A first-of-a-kind medical device has been approved to treat babies born with moderate-to-severe hypoxic-ischemic encephalopathy (HIE), a potentially fatal injury to the brain caused by low levels of oxygen. The Olympic Cool-Cap system, approved by the FDA in December 2006, is designed to prevent or reduce damage to the brains of these babies by keeping the head cool while the body is maintained at a slightly below-normal temperature.
"This approval brings new hope to parents of the approximately 5,000 to 9,000 babies each year who are born in the United States with moderate to severe hypoxic-ischemic encephalopathy," says Daniel Schultz, M.D., director of the FDA's Center for Devices and Radiological Health. "Until now, there has been no effective treatment for these infants other than supportive care. Up to 20 percent of them died, and 25 percent suffered permanent disability because of neurological deficits."
The Olympic Cool-Cap treats the patient by maintaining a steady flow of water at a selected cool temperature through a cap covering the infant's head. The system was found safe and effective in a study of 234 infants with moderate- to-severe HIE. At 18 months of age, there were fewer deaths and fewer severe cases of neurodevelopmental disability in the cooled group compared with the control group.
The Cool-Cap is manufactured by Olympic Medical Corp., a subsidiary of Natus Medical Inc. of San Carlos, Calif.
The FDA has approved a test to screen blood donors for a blood-borne parasite that causes Chagas' disease, a serious and potentially fatal infection. Approved in December 2006, the ORTHO T. cruzi ELISA Test System detects antibodies to the Trypanosoma cruzi (T. cruzi) parasite and is the first such test approved by the FDA.
"Our blood supply is now extremely safe from diseases once frequently transmitted by blood, such as HIV," says Jesse L. Goodman, M.D., M.P.H., director of the FDA's Center for Biologics Evaluation and Research. "However, we are constantly faced with new threats."
It is estimated that as many as 11 million people are currently infected by T. cruzi, which is most commonly found in parts of Mexico, and Central and South America. The infection is usually acquired from the bite of an infected insect, but also can be transmitted through blood transfusions or organ transplants. Early infection is usually mild and unrecognized, but is lifelong and may lead to organ damage, particularly of the heart and esophagus. Experts estimate that T. cruzi infection causes an estimated 50,000 deaths annually worldwide.
Concerns about the potential for transfusion- and organ-transmitted Chagas' disease in the United States have heightened because of the increase in the number of U.S. residents who previously lived in countries where the infection is common.
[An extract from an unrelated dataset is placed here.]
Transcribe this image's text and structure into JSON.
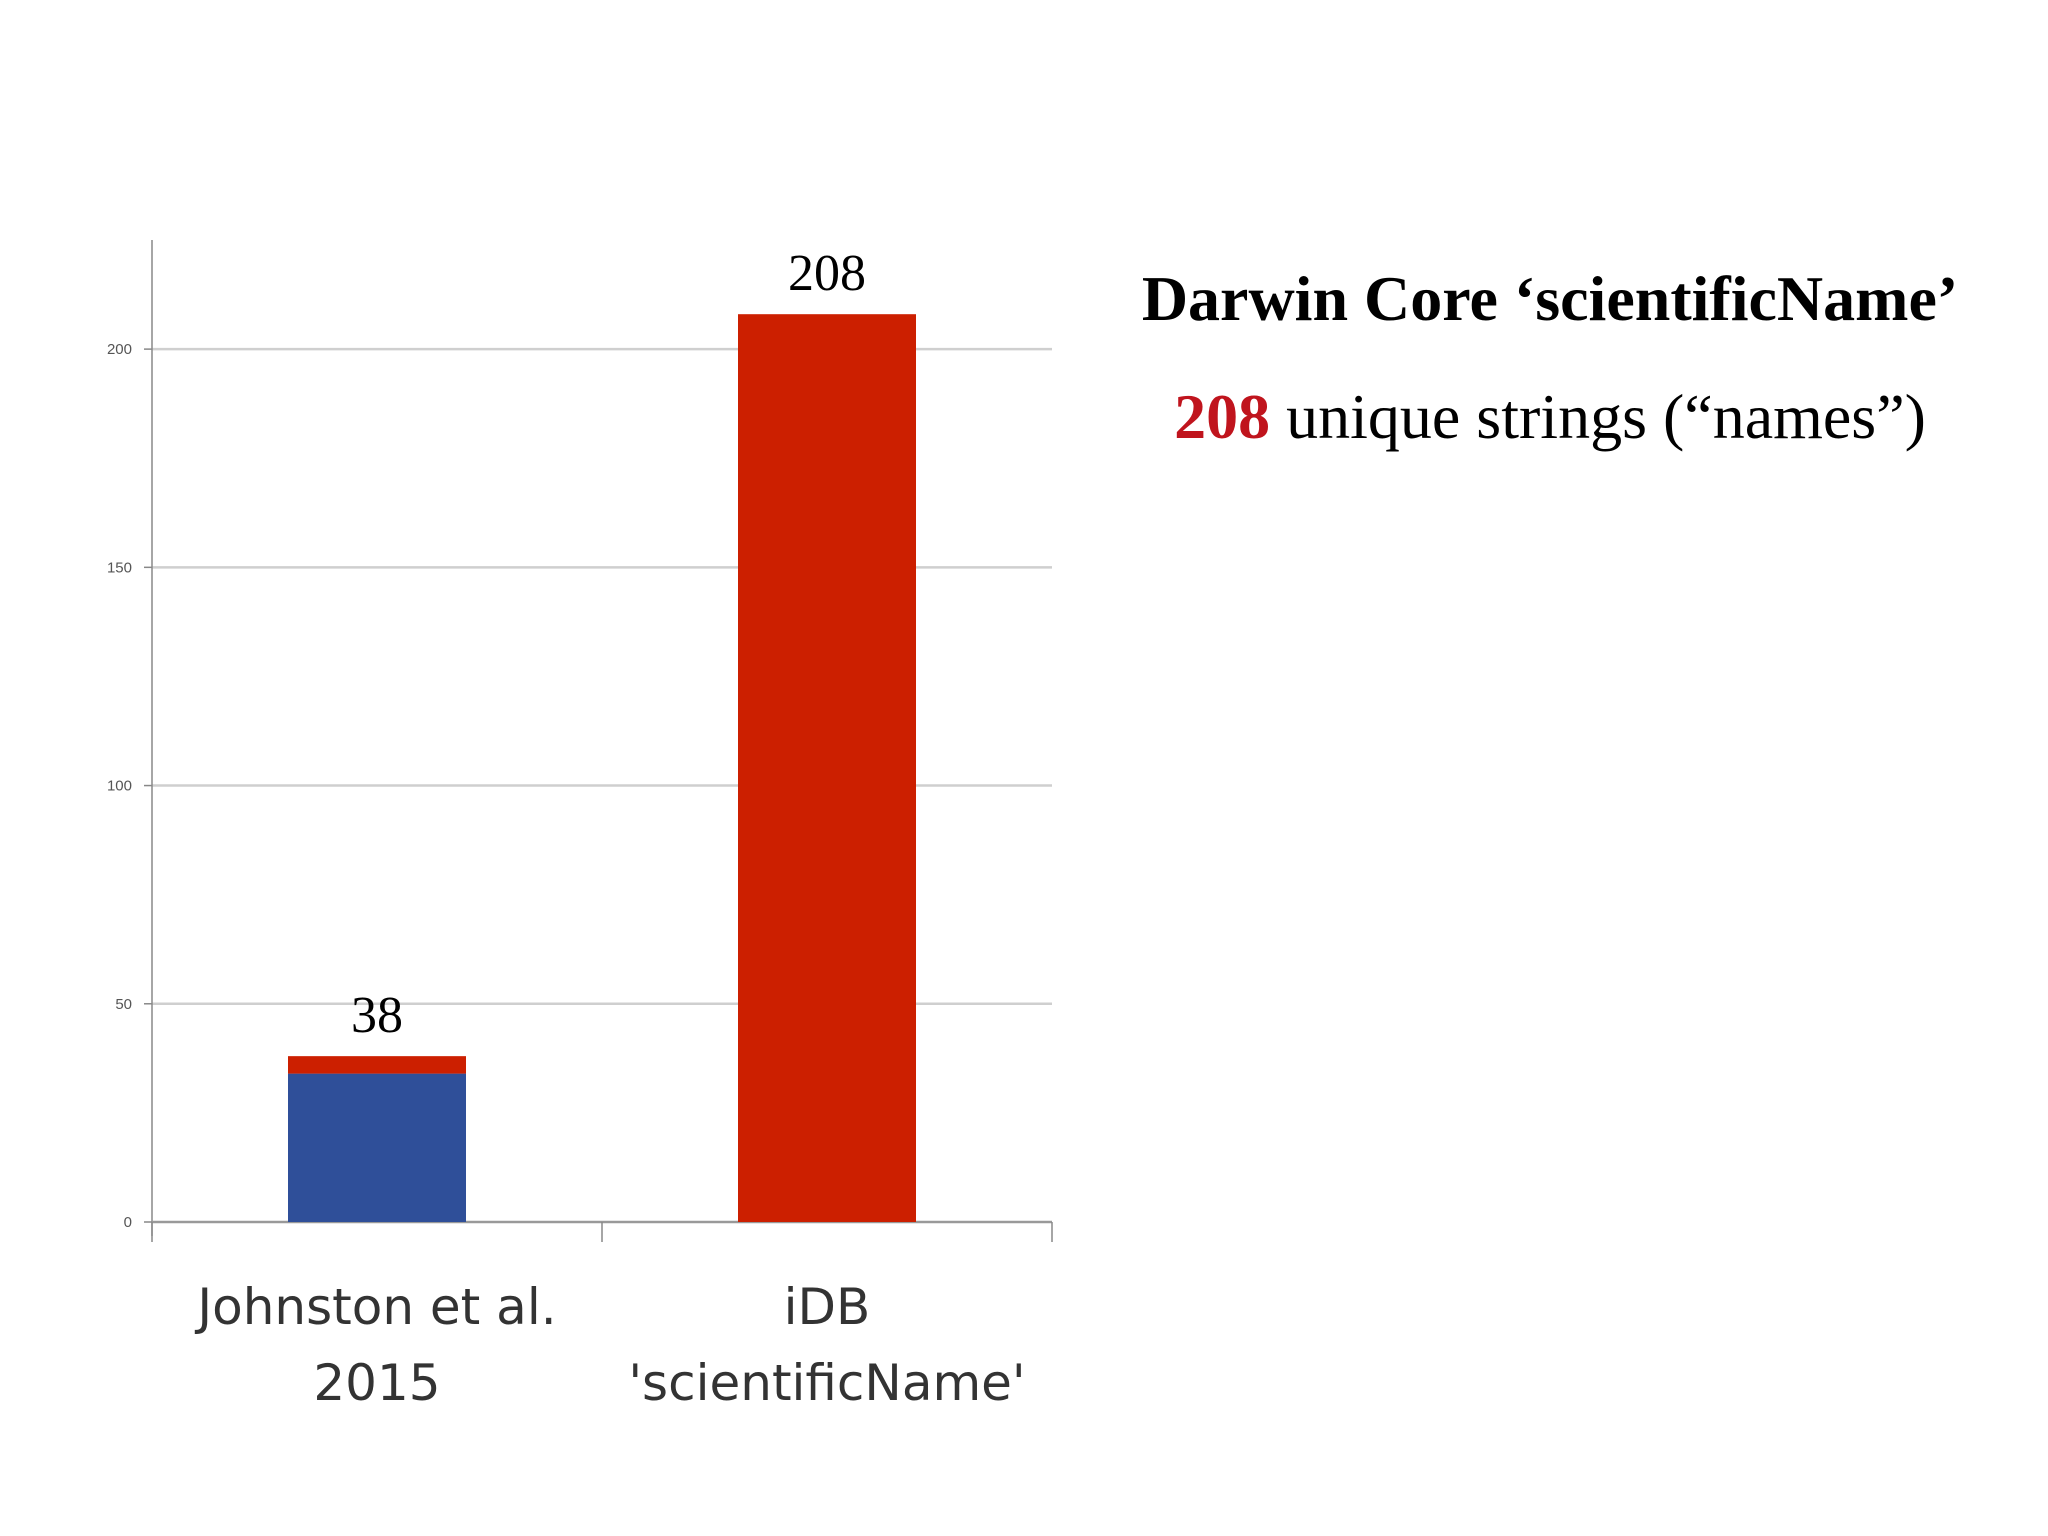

This new test identifies infected donors and therefore can reduce the risk of disease transmission through blood transfusion or organ transplantation.
In studies reviewed by the FDA, the test was found to be accurate at least 99 percent of the time.
In addition to screening people who donate whole blood, this test is intended for use in screening plasma and serum samples from organ, cell, and tissue donors. At this time, the test is not approved to diagnose Chagas' disease.
The test is manufactured by Ortho-Clinical Diagnostics Inc., Raritan, N.J.